As is evident from the results of Example 5, by containing aluminum borate whiskers as the filler, the coefficient of linear expansion is further reduced, and the thermal expansion is suppressed.

As described above, the resin compositions of Examples 1 to 5 have a small thermal expansion and are suitable as a resin composition for filling permanent holes in a printed wiring board.

[0041]

The resin composition for filling holes according to the present invention has a low linear expansion coefficient, and can reduce expansion due to heat. Therefore, when used as a resin composition for filling permanent holes in a printed wiring board, expansion due to heat can be reduced even at a high temperature such as stagnant reflow.
Therefore, by using the resin composition for filling holes of the present invention, work of filling holes such as via holes and through holes of a printed wiring board can be performed efficiently, and a highly reliable printed wiring board can be manufactured with high productivity. Will be able to do it.
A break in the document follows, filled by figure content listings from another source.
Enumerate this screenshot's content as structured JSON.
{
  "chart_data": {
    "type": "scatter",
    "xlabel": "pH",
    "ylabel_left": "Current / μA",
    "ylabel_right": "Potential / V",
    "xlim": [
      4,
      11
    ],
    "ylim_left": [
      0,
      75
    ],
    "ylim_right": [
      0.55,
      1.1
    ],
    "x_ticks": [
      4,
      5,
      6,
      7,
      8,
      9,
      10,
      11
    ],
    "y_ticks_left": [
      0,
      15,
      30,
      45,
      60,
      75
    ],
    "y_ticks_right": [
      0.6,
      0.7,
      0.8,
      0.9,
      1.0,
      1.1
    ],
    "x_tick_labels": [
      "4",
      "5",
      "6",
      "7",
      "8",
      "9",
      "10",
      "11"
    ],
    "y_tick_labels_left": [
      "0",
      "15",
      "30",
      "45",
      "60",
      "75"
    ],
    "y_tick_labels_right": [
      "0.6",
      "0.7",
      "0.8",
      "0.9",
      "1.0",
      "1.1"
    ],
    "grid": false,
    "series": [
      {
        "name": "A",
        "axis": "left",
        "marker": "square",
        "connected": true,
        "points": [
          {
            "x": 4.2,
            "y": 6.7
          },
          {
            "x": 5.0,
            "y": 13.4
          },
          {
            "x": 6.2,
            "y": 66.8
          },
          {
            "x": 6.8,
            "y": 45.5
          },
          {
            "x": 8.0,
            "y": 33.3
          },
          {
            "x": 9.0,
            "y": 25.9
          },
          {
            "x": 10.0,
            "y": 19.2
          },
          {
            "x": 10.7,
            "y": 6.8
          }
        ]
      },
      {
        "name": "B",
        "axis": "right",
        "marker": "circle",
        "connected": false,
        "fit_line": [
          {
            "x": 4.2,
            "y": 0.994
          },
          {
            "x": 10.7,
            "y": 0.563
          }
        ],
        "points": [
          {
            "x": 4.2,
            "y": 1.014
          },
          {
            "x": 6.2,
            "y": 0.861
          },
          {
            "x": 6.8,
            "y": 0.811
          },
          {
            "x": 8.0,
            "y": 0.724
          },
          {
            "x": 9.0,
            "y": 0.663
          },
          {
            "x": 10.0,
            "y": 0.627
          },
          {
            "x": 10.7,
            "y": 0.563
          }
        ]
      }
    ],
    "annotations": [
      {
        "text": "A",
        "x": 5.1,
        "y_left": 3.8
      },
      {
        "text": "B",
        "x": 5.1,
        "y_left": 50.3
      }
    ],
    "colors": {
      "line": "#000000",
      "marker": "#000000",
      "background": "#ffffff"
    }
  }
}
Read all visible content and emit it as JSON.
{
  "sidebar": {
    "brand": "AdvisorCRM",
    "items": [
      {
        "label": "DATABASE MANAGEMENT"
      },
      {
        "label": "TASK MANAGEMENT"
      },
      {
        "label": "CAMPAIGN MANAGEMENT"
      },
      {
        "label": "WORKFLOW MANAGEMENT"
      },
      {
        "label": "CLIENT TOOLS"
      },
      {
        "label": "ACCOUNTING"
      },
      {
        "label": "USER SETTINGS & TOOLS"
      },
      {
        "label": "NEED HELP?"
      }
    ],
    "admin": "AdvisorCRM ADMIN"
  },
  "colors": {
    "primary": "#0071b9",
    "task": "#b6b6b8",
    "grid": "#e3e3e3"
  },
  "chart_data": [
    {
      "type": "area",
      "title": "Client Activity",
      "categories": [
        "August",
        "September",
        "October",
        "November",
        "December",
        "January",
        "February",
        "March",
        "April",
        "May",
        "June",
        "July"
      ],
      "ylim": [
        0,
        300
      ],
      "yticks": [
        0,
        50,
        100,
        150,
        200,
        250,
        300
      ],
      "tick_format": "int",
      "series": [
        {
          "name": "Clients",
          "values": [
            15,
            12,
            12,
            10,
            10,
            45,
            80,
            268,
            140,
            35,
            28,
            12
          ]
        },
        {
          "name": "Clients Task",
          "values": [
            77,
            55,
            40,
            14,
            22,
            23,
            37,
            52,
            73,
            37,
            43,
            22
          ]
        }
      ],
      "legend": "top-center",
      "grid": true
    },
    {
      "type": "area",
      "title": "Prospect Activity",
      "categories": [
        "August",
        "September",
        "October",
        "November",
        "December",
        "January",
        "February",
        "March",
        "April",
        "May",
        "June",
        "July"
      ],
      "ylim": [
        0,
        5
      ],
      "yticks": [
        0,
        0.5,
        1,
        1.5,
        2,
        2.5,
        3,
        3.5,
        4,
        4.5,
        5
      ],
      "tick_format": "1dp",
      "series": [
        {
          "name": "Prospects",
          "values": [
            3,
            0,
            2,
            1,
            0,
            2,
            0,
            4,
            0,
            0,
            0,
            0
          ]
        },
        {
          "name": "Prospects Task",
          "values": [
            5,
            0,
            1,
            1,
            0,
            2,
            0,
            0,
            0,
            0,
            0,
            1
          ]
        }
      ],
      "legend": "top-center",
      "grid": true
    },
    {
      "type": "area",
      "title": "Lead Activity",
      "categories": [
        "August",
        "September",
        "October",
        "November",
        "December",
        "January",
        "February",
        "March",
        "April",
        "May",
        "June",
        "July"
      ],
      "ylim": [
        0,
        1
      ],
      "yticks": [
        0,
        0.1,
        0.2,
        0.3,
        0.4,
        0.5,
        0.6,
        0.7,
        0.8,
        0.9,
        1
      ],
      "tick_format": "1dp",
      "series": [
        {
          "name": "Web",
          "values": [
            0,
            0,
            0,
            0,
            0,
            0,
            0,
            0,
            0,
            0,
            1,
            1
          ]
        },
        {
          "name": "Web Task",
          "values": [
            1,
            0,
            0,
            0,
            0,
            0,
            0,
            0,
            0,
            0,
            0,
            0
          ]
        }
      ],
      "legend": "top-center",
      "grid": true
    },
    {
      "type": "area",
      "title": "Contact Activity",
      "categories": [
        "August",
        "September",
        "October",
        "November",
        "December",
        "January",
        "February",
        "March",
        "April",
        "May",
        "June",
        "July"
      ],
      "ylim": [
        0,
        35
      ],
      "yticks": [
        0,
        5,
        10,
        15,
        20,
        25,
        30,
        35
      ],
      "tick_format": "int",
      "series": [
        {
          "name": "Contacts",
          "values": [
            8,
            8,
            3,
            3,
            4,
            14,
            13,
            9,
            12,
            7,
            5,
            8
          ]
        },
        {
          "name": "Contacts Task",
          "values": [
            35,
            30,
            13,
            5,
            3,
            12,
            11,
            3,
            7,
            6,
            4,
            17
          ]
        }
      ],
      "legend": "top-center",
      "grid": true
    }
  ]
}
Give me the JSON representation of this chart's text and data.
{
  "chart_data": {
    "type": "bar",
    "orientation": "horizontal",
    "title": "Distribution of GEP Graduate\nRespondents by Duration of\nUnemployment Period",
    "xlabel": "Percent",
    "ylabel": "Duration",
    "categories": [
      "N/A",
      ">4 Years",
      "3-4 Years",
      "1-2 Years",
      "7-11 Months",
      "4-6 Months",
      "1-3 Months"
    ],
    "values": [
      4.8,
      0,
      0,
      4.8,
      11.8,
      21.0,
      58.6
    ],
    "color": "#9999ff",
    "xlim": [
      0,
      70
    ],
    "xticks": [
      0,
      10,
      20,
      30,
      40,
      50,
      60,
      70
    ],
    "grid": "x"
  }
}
[Brief description of the drawings]

FIG. 1 is a diagram for explaining a relationship between a linear expansion coefficient α1 before a glass transition temperature and a linear expansion coefficient α2 after a glass transition temperature, and a linear expansion coefficient α in a temperature range of 30 to 280 ° C.

Continued on the front page (72) Inventor Takahiro Nakano 19-17 Ikedanakamachi, Neyagawa-shi, Osaka F-term in Nippon Paint Co., Ltd. (reference) 4J002 BC022 BG032 CD131 DA027 DA077 DA097 DE097 DE107 DE147 DE187 DE237 DG047 DJ007 DJ017 DJ047 DK007 EU116 FA067 FA082 FA087 FB097 FD012 FD017 FD156 GQ05 4J036 AH07 AH18 AH20 DA02 DC40 FA01 FB01 JA08 5E314 AA25 AA32 AA41 AA42 AA43 BB06 FF05 FF08 GG24

Claims (5)

[Claims] 1. A thermosetting resin composition for filling a hole formed in a printed wiring board, comprising a liquid epoxy resin at room temperature, a curing catalyst, and a filler, wherein glycidylamine is used as the epoxy resin. A resin composition for filling holes in a printed wiring board, comprising a mold epoxy resin. 2. The resin composition for filling holes in a printed wiring board according to claim 1, wherein the glycidylamine type epoxy resin is a resin having three or more epoxy groups in one molecule. 3. The resin composition for filling holes in a printed wiring board according to claim 1, wherein the curing catalyst is imidazole. 4. The resin for filling holes in a printed wiring board according to claim 1, wherein the filler is at least one selected from a metal filler, an inorganic filler, and a resin filler. Composition. 5. The resin composition for filling holes in printed wiring boards according to claim 1, wherein whiskers are contained as the filler.